Lichtes Grün schimmert zwischen den Büschen am Waldrand hindurch und lockt mich, etwas tiefer in den Wald einzudringen. Eine Lichtung tut sich auf mit lockerem Bewuchs von Eichen, mittendrin dominieren aber einige große Rotbuchen den Platz. Tiefgrünes saftiges Gras und einige Spuren lassen darauf schließen, dass hier Rehwild seine regelmäßige Äsung findet. Kleine ausgekratzte freie Flächen zeugen davon, dass hier das Wild auch einen Ruheplatz findet ... und so mache ich mich still wieder davon ...

Ein nicht sehr alter Holzstock macht mich darauf aufmerksam, dass ich bisher kaum solche alten Stöcke bemerkt habe. Wurde dieser Wald wirklich so selten oder kaum bewirtschaftet? Wurde so selten Holz geschlagen, dass es keine Strünke mehr gibt? Ich beschließe, dies später in Erfahrung zu bringen und lege diese Frage zunächst einmal in meinem Gedächtnis ab ...

Der wenig befahrene Fahrweg, welcher nur aus zwei Spuren mit einem grünen Mittelstreifen besteht, führt idyllisch über kleine Wiesen und schlängelt sich zwischen vorwiegend Eichen und Dornsträuchern hindurch ...

Ein nicht sehr alter Kirschbaum hat in Bodennähe ein krebsartig wirkendes Geschwür. Manchmal häufen sich in anderen Wäldern solche Zeichen an Bäumen, hier ist es aber das erste Mal, dass ich einer solchen Erscheinung begegne ... aber noch kenne ich den Wald ja noch viel zu wenig ...

An einem Hartriegelstrauch rankt sich eine Heckenrose empor zum Licht, verwendet ihn als Stütze für ihre Kletterfähigkeit, hakt sich dabei mit ihren Ranken fest in die Zweige des Strauches und dehnt sich so dem Sonnenlicht entgegen. Zartrosa öffnet sich so die Blüten ins Licht und hofft auf eine Bestäubung durch vorbeifliegende Insekten ...

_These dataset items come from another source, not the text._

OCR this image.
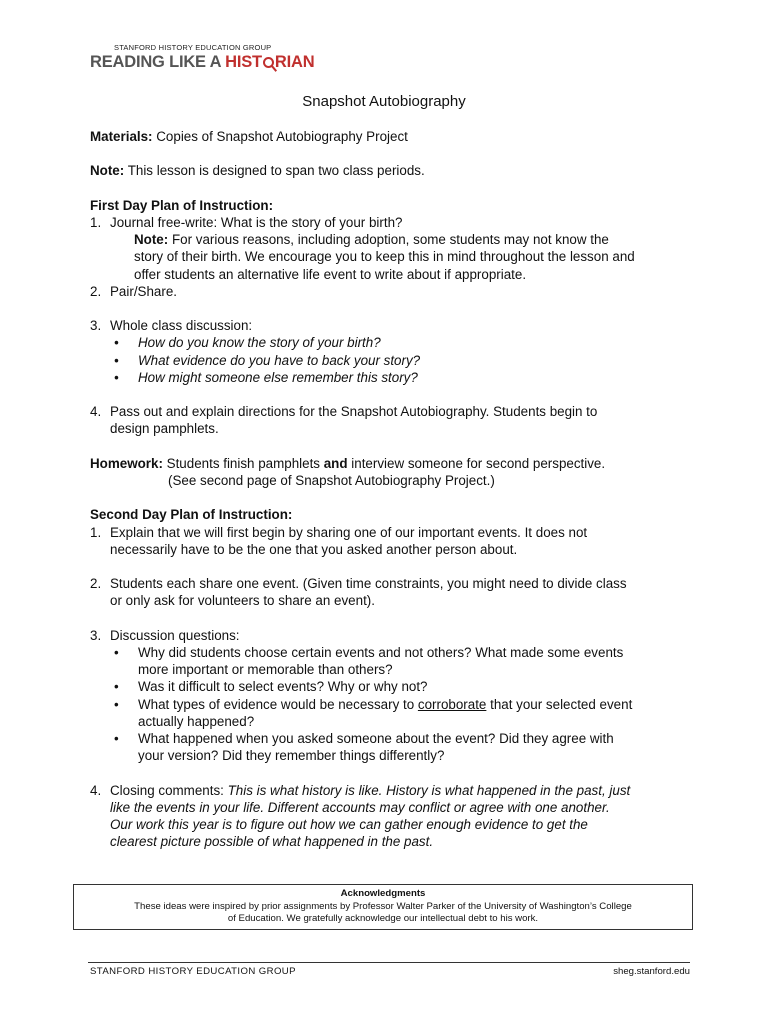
STANFORD HISTORY EDUCATION GROUP
READING LIKE A HIST RIAN
Snapshot Autobiography

Materials: Copies of Snapshot Autobiography Project

Note: This lesson is designed to span two class periods.

First Day Plan of Instruction:

1. Journal free-write: What is the story of your birth?

Note: For various reasons, including adoption, some students may not know the

story of their birth. We encourage you to keep this in mind throughout the lesson and

offer students an alternative life event to write about if appropriate.

2. Pair/Share.

3. Whole class discussion:

• How do you know the story of your birth?

• What evidence do you have to back your story?

• How might someone else remember this story?

4. Pass out and explain directions for the Snapshot Autobiography. Students begin to

design pamphlets.

Homework: Students finish pamphlets and interview someone for second perspective.

(See second page of Snapshot Autobiography Project.)

Second Day Plan of Instruction:

1. Explain that we will first begin by sharing one of our important events. It does not

necessarily have to be the one that you asked another person about.

2. Students each share one event. (Given time constraints, you might need to divide class

or only ask for volunteers to share an event).

3. Discussion questions:

• Why did students choose certain events and not others? What made some events

more important or memorable than others?

• Was it difficult to select events? Why or why not?

• What types of evidence would be necessary to corroborate that your selected event

actually happened?

• What happened when you asked someone about the event? Did they agree with

your version? Did they remember things differently?

4. Closing comments: This is what history is like. History is what happened in the past, just

like the events in your life. Different accounts may conflict or agree with one another.

Our work this year is to figure out how we can gather enough evidence to get the

clearest picture possible of what happened in the past.

Acknowledgments
These ideas were inspired by prior assignments by Professor Walter Parker of the University of Washington’s College
of Education. We gratefully acknowledge our intellectual debt to his work.
STANFORD HISTORY EDUCATION GROUP	sheg.stanford.edu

Teilweise finden sich freie Zungen, die sich weit in den Wald hinein erstrecken und bewirtschaftet werden. Dieses Gerstenfeld wiegt sich sanft im Wind und raschelt dabei leise, wenn sich die zahllosen Ähren aneinander reiben ...

Scheinbar war hier einst eine Schottergrube - der ebene Boden ist als Feld bewirtschaft, die trockenheißen Hänge jedoch liegen brach und bilden ein hervorragendes Trockenbiotop ... hier sind mit Sicherheit einige tierische und botanische Besonderheiten zu erwarten ...

Niedriger Bewuchs mit Büschen und zarte Gräser dominieren derzeit an dieser kargen Fläche, aber schon bald kann sich hier ein buntes Bild zeigen. Ich beschließe, dort regelmäßig vorbeizuschauen, um nichts zu versäumen ...

Der Wiesensalbei (Salvia pratensis) blüht schon recht kräftig und versorgt die ersten Insekten mit süßem Nektar ...

... und dazwischen eine mir (noch) unbekannte Blütentraube in hellem Gelb, die auf einer stark verzweigten Pflanze sitzt. Ich werde später versuchen, sie zu bestimmen ...

An einer warmen Böschung findet sich eine ganze Gruppe vom weißgelb blühenden Wundklee (Anthyllis vulneraria). Dieser dient als Bienenfutter und in der Volksmedizin als beliebte heilpflanze, welche bei Husten aber auch als Wundheilmittel eingesetzt werden kann.

Erste Käfer der Gattung der Schenkelkäfer finden sich auf den bunten Blüten - hier der Graugrüne Schenkelkäfer (Oedemera virescens)

Eine Purpur-Baumwanze (Carpocoris pupuripennis) - sie findet man in Wiesen, an Waldrändern und an Lichtungen. Ihre sehr variable Färbung geht von bräunlichen bis zu rotbraunen Tönungen.

Auf einer Korbblüte finden sich einige kleine dunkelblaue Blattkäfer zur Hochzeit ein ...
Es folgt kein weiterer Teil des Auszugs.